Neben uns im Lokal sitzt ein Mann mit einer Frau und baggert sie seit einer Stunde an – ununterbrochen. Mit einem Redefluss, der nicht zuläßt, dass die Frau widerspricht. Wir wissen schon alles aus seinem Leben (er redet nicht gerade leise): Drogen, Frauen, Gewalt… Alles dabei gewesen. Aber er hat auch „viele sehr liebenswerte Eigenschaften“. Ahja.

Tankstellen-Sender-Test

Vor Ewigkeiten hat mir die Deutsche Tamoil ja einen Sender zu ihrem Handi-Bip-System geschickt, mit dem Rollstuhlfahrer Hilfe beim Tanken anfordern können. Heute bin ich endlich mal dazu gekommen, das System zu testen: Mein Tank war leer und ich war im Westen der Stadt. Leider gibt es in Hamburg nur wenige Tankstellen (oder sogar nur eine?), die einen Empfänger zu meinem Sender haben. Ich fuhr zur HEM-Tankstelle in der Kollaustraße und drückte aufs Knöpfchen meines Senders – keiner kam. Ich musste also wohl oder übel den Rolli ausladen und selber tanken.
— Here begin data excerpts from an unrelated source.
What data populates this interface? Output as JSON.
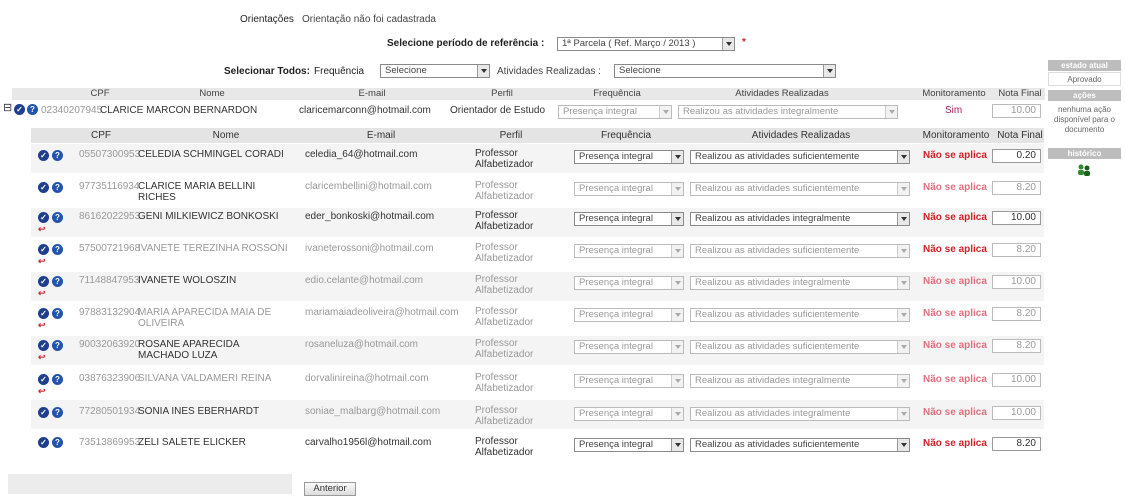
{
  "top": {
    "orient_label": "Orientações",
    "orient_value": "Orientação não foi cadastrada",
    "period_label": "Selecione período de referência :",
    "period_value": "1ª Parcela ( Ref. Março / 2013 )",
    "required_mark": "*",
    "select_all_label": "Selecionar Todos:",
    "freq_label": "Frequência",
    "freq_value": "Selecione",
    "activities_label": "Atividades Realizadas :",
    "activities_value": "Selecione"
  },
  "outer_table": {
    "headers": [
      "CPF",
      "Nome",
      "E-mail",
      "Perfil",
      "Frequência",
      "Atividades Realizadas",
      "Monitoramento",
      "Nota Final"
    ],
    "row": {
      "toggle": "⊟",
      "cpf": "02340207945",
      "name": "CLARICE MARCON BERNARDON",
      "email": "claricemarconn@hotmail.com",
      "profile": "Orientador de Estudo",
      "frequency": "Presença integral",
      "activities": "Realizou as atividades integralmente",
      "monitoring": "Sim",
      "grade": "10.00"
    }
  },
  "inner_table": {
    "headers": [
      "CPF",
      "Nome",
      "E-mail",
      "Perfil",
      "Frequência",
      "Atividades Realizadas",
      "Monitoramento",
      "Nota Final"
    ],
    "rows": [
      {
        "cpf": "05507300953",
        "name": "CELEDIA SCHMINGEL CORADI",
        "email": "celedia_64@hotmail.com",
        "profile": "Professor Alfabetizador",
        "frequency": "Presença integral",
        "activities": "Realizou as atividades suficientemente",
        "monitoring": "Não se aplica",
        "grade": "0.20"
      },
      {
        "cpf": "97735116934",
        "name": "CLARICE MARIA BELLINI RICHES",
        "email": "claricembellini@hotmail.com",
        "profile": "Professor Alfabetizador",
        "frequency": "Presença integral",
        "activities": "Realizou as atividades suficientemente",
        "monitoring": "Não se aplica",
        "grade": "8.20"
      },
      {
        "cpf": "86162022953",
        "name": "GENI MILKIEWICZ BONKOSKI",
        "email": "eder_bonkoski@hotmail.com",
        "profile": "Professor Alfabetizador",
        "frequency": "Presença integral",
        "activities": "Realizou as atividades integralmente",
        "monitoring": "Não se aplica",
        "grade": "10.00"
      },
      {
        "cpf": "57500721968",
        "name": "IVANETE TEREZINHA ROSSONI",
        "email": "ivaneterossoni@hotmail.com",
        "profile": "Professor Alfabetizador",
        "frequency": "Presença integral",
        "activities": "Realizou as atividades suficientemente",
        "monitoring": "Não se aplica",
        "grade": "8.20"
      },
      {
        "cpf": "71148847953",
        "name": "IVANETE WOLOSZIN",
        "email": "edio.celante@hotmail.com",
        "profile": "Professor Alfabetizador",
        "frequency": "Presença integral",
        "activities": "Realizou as atividades integralmente",
        "monitoring": "Não se aplica",
        "grade": "10.00"
      },
      {
        "cpf": "97883132904",
        "name": "MARIA APARECIDA MAIA DE OLIVEIRA",
        "email": "mariamaiadeoliveira@hotmail.com",
        "profile": "Professor Alfabetizador",
        "frequency": "Presença integral",
        "activities": "Realizou as atividades suficientemente",
        "monitoring": "Não se aplica",
        "grade": "8.20"
      },
      {
        "cpf": "90032063920",
        "name": "ROSANE APARECIDA MACHADO LUZA",
        "email": "rosaneluza@hotmail.com",
        "profile": "Professor Alfabetizador",
        "frequency": "Presença integral",
        "activities": "Realizou as atividades suficientemente",
        "monitoring": "Não se aplica",
        "grade": "8.20"
      },
      {
        "cpf": "03876323906",
        "name": "SILVANA VALDAMERI REINA",
        "email": "dorvalinireina@hotmail.com",
        "profile": "Professor Alfabetizador",
        "frequency": "Presença integral",
        "activities": "Realizou as atividades integralmente",
        "monitoring": "Não se aplica",
        "grade": "10.00"
      },
      {
        "cpf": "77280501934",
        "name": "SONIA INES EBERHARDT",
        "email": "soniae_malbarg@hotmail.com",
        "profile": "Professor Alfabetizador",
        "frequency": "Presença integral",
        "activities": "Realizou as atividades integralmente",
        "monitoring": "Não se aplica",
        "grade": "10.00"
      },
      {
        "cpf": "73513869953",
        "name": "ZELI SALETE ELICKER",
        "email": "carvalho1956l@hotmail.com",
        "profile": "Professor Alfabetizador",
        "frequency": "Presença integral",
        "activities": "Realizou as atividades suficientemente",
        "monitoring": "Não se aplica",
        "grade": "8.20"
      }
    ]
  },
  "sidebar": {
    "state_title": "estado atual",
    "state_value": "Aprovado",
    "actions_title": "ações",
    "action_note": "nenhuma ação disponível para o documento",
    "history_title": "histórico"
  },
  "footer": {
    "back_button": "Anterior"
  }
}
Ich nahm den Sender mit in den Verkaufsraum und fragte die Angestellte, ob ihr Empfänger defekt sei. Im Laden reagierte der Empfänger. Wenn jemand Hilfe anfordert, blinkt ein gelbes Licht im ganzen Laden. Echt gut gemacht, muss ich sagen. Nur draußen wollte der Empfänger einfach nicht reagieren. Damit ist das System natürlich sinnlos. Die Frau an der Kasse entschuldigte sich vielmals und wir testeten das System noch ein bisschen. Wenn ich im Laden stand, ging es, wenn ich an den Zapfsäulen war, nicht. Sie versprach, ihren Chef zu informieren, damit das repariert wird. Ich probier es in ein paar Wochen wieder. Das System ist sehr praktisch für mich, zudem war die Verkäuferin wirklich nett und preiswert ist die Tankstelle außerdem.